Digital change at scale for better experiences
In the coming Experiential Economy, as value creation is dominated by how well these three experiences are delivered, the greatest discriminator will be the ease at which an experience (customer, worker, partner/supplier) meets the stakeholders needs, as well as how well it stays adapted to them. To do this, we’ve learned as an industry, requires us to overcome what I’ve called the Engagement Paradox, which observes how there are millions of stakeholders combined that our organizations must address and satisfy, each of which are coming to expect a one-on-one personalized relationship with the experiences that enrich their lives, livelihoods, and businesses.
Mass personalization and one-on-one engagement will therefore increasingly dominate our digital experiences, as will the need for local adaptation and the movement away from one-size-fits-all experiences, devices, and technologies.
In fact, I’ve explored in the last few years on how I’ve discovered that digital transformation has steadily become more decentralized as a broader portfolio of local transformation efforts that has some central coordination and cross-pollination of lessons learned and best practices (what I’ve called a Network of Excellence, with a growing body of examples.) DIY approaches to digital transformation have become possible and are growing ever-more popular, such as low code and citizen developer tools. These then are potential paths in terms of more safely increasing the speed and scale of digital change.
What we’ll almost certainly see in 2018 is the rise of digital change agents, formal and otherwise, who are coming to understand these three major focus areas of digital transformation, use their newfound expectation to demand to drive improvement, and begin to deliver on them, restructuring the organization physically and virtually as needed in order to get two key benefits: Economies of scale and economies of change that they need to deliver on a fuller and more holistic organizational experience.

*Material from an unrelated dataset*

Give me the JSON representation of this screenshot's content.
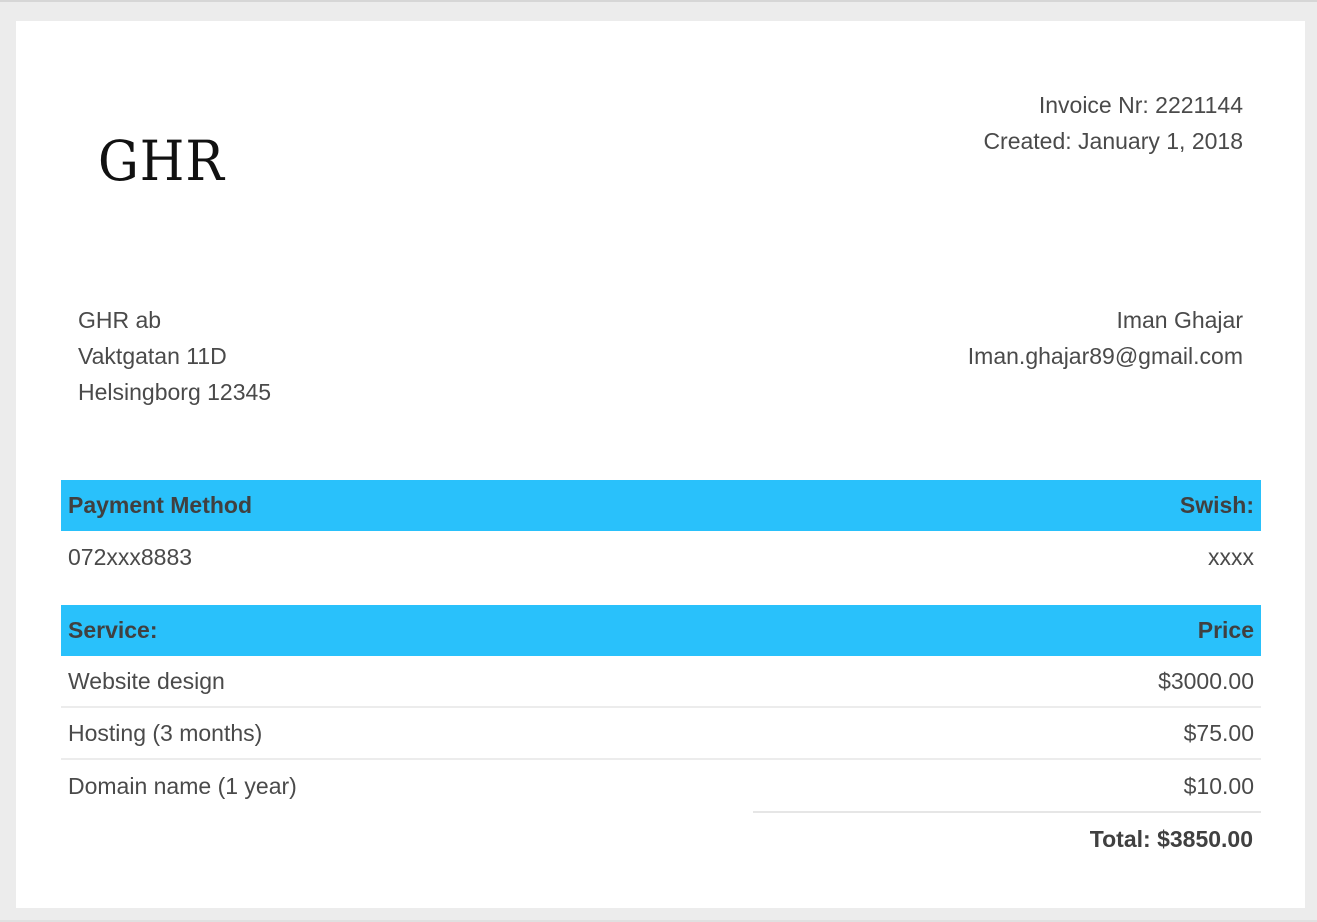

So, while you’ll see many business and IT surveys showing that business growth, customer retention, artificial intelligence, analytics, Internet of Things, and other individual priorities top the list of focus areas for digital transformation this year, the real strategic conversation and focus is an entire level up:
How can we best steadily craft and maintain world class digital experiences for all of our stakeholders in a way that avoids disruption and builds a path into the future? This then will be the prime focus of leading organizations in 2018 to put them into a much better digital posture to meet their key business objectives.